WASHINGTON — En una decisión de alto impacto para la industria armamentística, la Corte Suprema de los Estados Unidos rechazó hoy revisar la impugnación contra una estricta ley del estado de Nueva York, la cual permite a los ciudadanos y al gobierno estatal demandar a los fabricantes y distribuidores de armas de fuego por los estragos causados por la violencia armada.
Con esta resolución, el máximo tribunal deja intacta la legislación neoyorquina aprobada en 2021. Dicha norma sortea la protección federal que posee la industria al clasificar la venta y comercialización irresponsable de armas como una «alteración del orden público» (public nuisance).
Los fabricantes de armas argumentaban que la ley estatal violaba la Segunda Enmienda y la ley federal de 2005 (PLCAA), que históricamente los ha blindado contra litigios civiles de este tipo. Sin embargo, los magistrados optaron por no intervenir, permitiendo que las demandas en curso bajo este marco legal sigan adelante en las cortes inferiores.

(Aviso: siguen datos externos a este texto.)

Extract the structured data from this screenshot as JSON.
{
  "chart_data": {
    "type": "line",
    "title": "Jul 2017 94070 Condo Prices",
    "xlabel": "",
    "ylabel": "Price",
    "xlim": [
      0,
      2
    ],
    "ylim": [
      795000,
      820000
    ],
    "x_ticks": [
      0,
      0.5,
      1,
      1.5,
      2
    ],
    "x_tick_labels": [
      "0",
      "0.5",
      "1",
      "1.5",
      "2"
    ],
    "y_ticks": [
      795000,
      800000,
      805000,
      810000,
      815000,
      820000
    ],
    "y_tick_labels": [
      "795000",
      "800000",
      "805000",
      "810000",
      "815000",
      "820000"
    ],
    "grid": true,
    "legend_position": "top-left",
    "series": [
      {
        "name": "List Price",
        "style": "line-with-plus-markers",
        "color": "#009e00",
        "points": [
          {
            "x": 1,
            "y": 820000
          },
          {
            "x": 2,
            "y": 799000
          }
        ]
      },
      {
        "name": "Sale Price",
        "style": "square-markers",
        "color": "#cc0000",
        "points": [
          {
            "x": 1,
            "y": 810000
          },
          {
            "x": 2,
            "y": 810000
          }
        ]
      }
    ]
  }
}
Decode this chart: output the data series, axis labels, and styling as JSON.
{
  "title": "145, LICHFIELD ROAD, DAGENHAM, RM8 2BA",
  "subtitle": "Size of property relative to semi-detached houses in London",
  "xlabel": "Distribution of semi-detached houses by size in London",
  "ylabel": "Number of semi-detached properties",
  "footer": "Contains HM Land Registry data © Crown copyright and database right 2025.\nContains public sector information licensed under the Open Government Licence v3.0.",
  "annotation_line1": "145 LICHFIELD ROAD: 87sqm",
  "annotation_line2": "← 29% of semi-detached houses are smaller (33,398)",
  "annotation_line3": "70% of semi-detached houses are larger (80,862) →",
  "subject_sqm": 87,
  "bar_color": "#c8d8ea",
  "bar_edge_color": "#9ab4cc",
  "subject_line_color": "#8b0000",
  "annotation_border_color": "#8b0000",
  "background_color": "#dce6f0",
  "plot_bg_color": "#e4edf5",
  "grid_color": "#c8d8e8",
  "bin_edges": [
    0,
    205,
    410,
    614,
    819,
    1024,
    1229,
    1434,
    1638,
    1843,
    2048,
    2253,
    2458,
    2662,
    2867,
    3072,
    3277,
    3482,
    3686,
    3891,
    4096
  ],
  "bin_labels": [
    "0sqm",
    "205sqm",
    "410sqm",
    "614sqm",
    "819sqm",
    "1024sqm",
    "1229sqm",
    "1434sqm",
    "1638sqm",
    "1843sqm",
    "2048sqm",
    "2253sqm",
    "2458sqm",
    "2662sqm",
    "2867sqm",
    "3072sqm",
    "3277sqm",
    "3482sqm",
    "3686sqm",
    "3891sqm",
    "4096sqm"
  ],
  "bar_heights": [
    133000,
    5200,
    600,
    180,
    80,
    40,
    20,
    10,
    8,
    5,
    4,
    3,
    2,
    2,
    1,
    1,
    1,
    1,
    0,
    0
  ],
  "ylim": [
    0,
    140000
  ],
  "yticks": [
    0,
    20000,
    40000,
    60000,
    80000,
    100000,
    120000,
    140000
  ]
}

El fallo representa un fuerte espaldarazo a la estrategia de los estados de corte demócrata, que buscan vías civiles para presionar económicamente al sector ante el estancamiento de nuevas restricciones federales en el Congreso.
Para esquivar el «blindaje federal» que protege a la industria de las armas, el estado de Nueva York utilizó una estrategia jurídica muy específica basada en buscar las «grietas» de la propia ley federal.
El blindaje en cuestión proviene de una ley del Congreso de EE.UU. del año 2005 llamada PLCAA (Protection of Lawful Commerce in Arms Act), la cual prohíbe de forma general que se demande a los fabricantes y distribuidores de armas en tribunales civiles cuando sus productos son utilizados para cometer crímenes.
Sin embargo, Nueva York logró sortear esta protección mediante los siguientes argumentos y mecanismos legales:
1. El uso de la «Excepción de Predicado» (Predicate Exception)
La ley federal PLCAA no es un escudo absoluto; contiene una excepción clave conocida como la «excepción de predicado». Esta cláusula establece que un fabricante sí puede ser demandado si ha violado a sabiendas una ley estatal o federal que sea «aplicable a» la venta o comercialización de armas.
Históricamente, las demandas en otros estados fallaban porque intentaban usar leyes de protección al consumidor muy generales. El argumento de Nueva York fue crear una ley específica en 2021 diseñada exclusivamente para el sector de las armas, asegurándose de que cumpliera al pie de la letra con el requisito de ser una norma directamente «aplicable a» este mercado.
2. Redefinición de la «Alteración del Orden Público» (Public Nuisance)
Nueva York legisló para clasificar la fabricación, comercialización y distribución irresponsable de armas de fuego como una amenaza a la salud y seguridad pública. Bajo este enfoque, si una armería o fabricante utiliza prácticas de marketing agresivas (dirigidas a jóvenes o grupos radicales, por ejemplo) o no controla que sus distribuidores vendan armas a traficantes o mediante intermediarios ilegales (straw purchases), está contribuyendo activamente a una «alteración del orden público».
Al tipificar esto como una violación legal explícita dentro de sus códigos estatales, el argumento de Nueva York es que la industria está violando una ley local y, por ende, la inmunidad federal de la PLCAA deja de aplicar.
3. El principio de los Derechos de los Estados (10.ª Enmienda)
Ante los tribunales, la Fiscalía General de Nueva York defendió que la inmunidad federal absoluta que pretendía la industria armamentística constituía un exceso de poder por parte del Congreso de EE.UU., vulnerando la soberanía de los estados. El argumento legal sostiene que regular la salud pública, la seguridad interior y el orden civil dentro de sus fronteras es una facultad reservada para los estados según la Constitución estadounidense.
4. Enfoque en la conducta comercial, no en el producto
Nueva York argumentó que sus demandas no buscan castigar al fabricante simplemente porque el arma funcionó y disparó (lo cual sí está protegido por el blindaje federal), sino por su conducta corporativa. El marco legal neoyorquino exige a las empresas implementar controles de seguridad estrictos en su cadena de distribución, rastrear inventarios para evitar robos y frenar la publicidad engañosa. El argumento legal es que se les demanda por negligencia comercial, algo que la ley federal no pretendía proteger de forma ilimitada.